Baron Ijichi Kōsuke (伊地知 幸介, Kōsuke Ijichi) was a general in the Imperial Japanese Army in the First Sino-Japanese War and Chief of Staff of the Japanese Third Army during the Siege of Port Arthur in the Russo-Japanese War. His wife was the niece of Marshal Oyama Iwao.

==Biography==
Ijichi was born to a samurai family in Kagoshima, Satsuma Domain (present-day Kagoshima prefecture). He was a graduate of the 2nd class of the Imperial Japanese Army Academy. After serving in the Imperial Guard, he was sent in 1880 to France for four years of training at the École spéciale militaire de Saint-Cyr, and from there to Germany. He was recalled before the start of the First Sino-Japanese War to serve on the planning department of the Imperial General Headquarters. After the war, he was sent as a military attaché to Great Britain from 1898 to 1900.

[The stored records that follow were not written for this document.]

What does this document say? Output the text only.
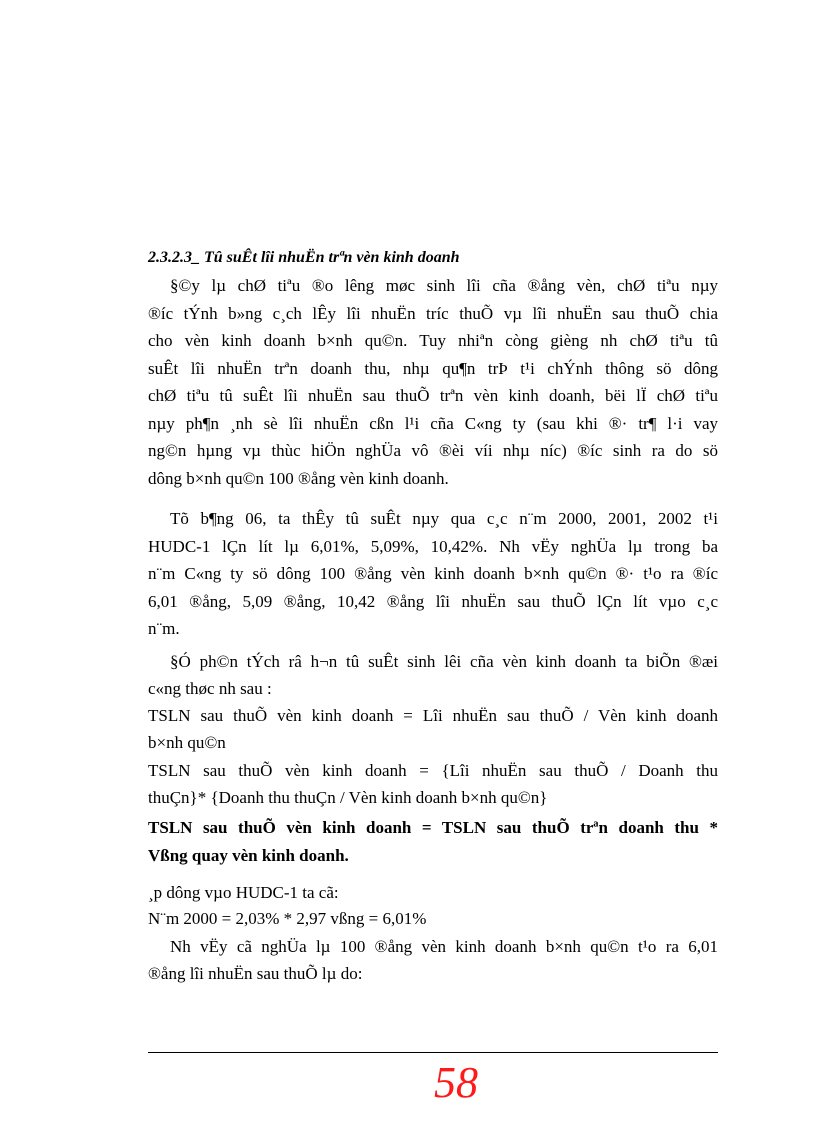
2.3.2.3_ Tû suÊt lîi nhuËn trªn vèn kinh doanh
§©y lµ chØ tiªu ®o lêng møc sinh lîi cña ®ång vèn, chØ tiªu nµy
®íc tÝnh b»ng c¸ch lÊy lîi nhuËn tríc thuÕ vµ lîi nhuËn sau thuÕ chia
cho vèn kinh doanh b×nh qu©n. Tuy nhiªn còng gièng nh chØ tiªu tû
suÊt lîi nhuËn trªn doanh thu, nhµ qu¶n trÞ t¹i chÝnh thông sö dông
chØ tiªu tû suÊt lîi nhuËn sau thuÕ trªn vèn kinh doanh, bëi lÏ chØ tiªu
nµy ph¶n ¸nh sè lîi nhuËn cßn l¹i cña C«ng ty (sau khi ®· tr¶ l·i vay
ng©n hµng vµ thùc hiÖn nghÜa vô ®èi víi nhµ níc) ®íc sinh ra do sö
dông b×nh qu©n 100 ®ång vèn kinh doanh.
Tõ b¶ng 06, ta thÊy tû suÊt nµy qua c¸c n¨m 2000, 2001, 2002 t¹i
HUDC-1 lÇn lít lµ 6,01%, 5,09%, 10,42%. Nh vËy nghÜa lµ trong ba
n¨m C«ng ty sö dông 100 ®ång vèn kinh doanh b×nh qu©n ®· t¹o ra ®íc
6,01 ®ång, 5,09 ®ång, 10,42 ®ång lîi nhuËn sau thuÕ lÇn lít vµo c¸c
n¨m.
§Ó ph©n tÝch râ h¬n tû suÊt sinh lêi cña vèn kinh doanh ta biÕn ®æi
c«ng thøc nh sau :
TSLN sau thuÕ vèn kinh doanh = Lîi nhuËn sau thuÕ / Vèn kinh doanh
b×nh qu©n
TSLN sau thuÕ vèn kinh doanh = {Lîi nhuËn sau thuÕ / Doanh thu
thuÇn}* {Doanh thu thuÇn / Vèn kinh doanh b×nh qu©n}
TSLN sau thuÕ vèn kinh doanh = TSLN sau thuÕ trªn doanh thu *
Vßng quay vèn kinh doanh.
¸p dông vµo HUDC-1 ta cã:
N¨m 2000 = 2,03% * 2,97 vßng = 6,01%
Nh vËy cã nghÜa lµ 100 ®ång vèn kinh doanh b×nh qu©n t¹o ra 6,01
®ång lîi nhuËn sau thuÕ lµ do:
58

Promoted to major general in 1900, he held numerous staff positions within the Imperial Japanese Army General Staff pertaining to field artillery. He was also briefly assigned to the staff of the Japanese embassy in Seoul, Korea in 1903. With the start of the Russo-Japanese War, he was assigned as Chief of staff to General Nogi Maresuke’s Third Army, in charge of the operation against the Imperial Russian stronghold of Port Arthur during the Siege of Port Arthur. There were several reasons for his choice: Ijichi had wide experience with foreign tactics from his years overseas, spoke several languages fluently and could interface with foreign military observers. He was also a specialist in artillery. And furthermore, his Satsuma background provided for a balance to Nogi's Chōshū origins, which was thought necessary in an army still divided by regional loyalties. However, Ijichi clashed with Nogi on several occasions during the Port Arthur campaign over the extremely high rate of casualties the Japanese forces were taking, and the long months without appreciable progress against the heavily fortified Russian positions. The Japanese command blamed Ijichi, rather than Nogi, for incompetence, and for continuing to order ineffective human wave attacks against Russian positions. Marshall Yamagata Aritomo, on the General Staff of the Manchurian Army pushed strongly to have Ijichi replaced by General Kodama Gentarō. Due to these issues, Nogi replaced him as chief of staff after the fall of Port Arthur, and refused him a position in the 3rd Army at the Battle of Mukden, reassigning him back to the Japanese home islands to assume command of the coastal artillery at Tokyo Bay.

After the war, Ijichi was promoted to lieutenant general and given the rank of danshaku (baron) in the kazoku peerage in 1907. He attempted to resign, citing health reasons; however, he was persuaded to stay on as commander of the IJA 11th Division until 1908. He retired in 1913.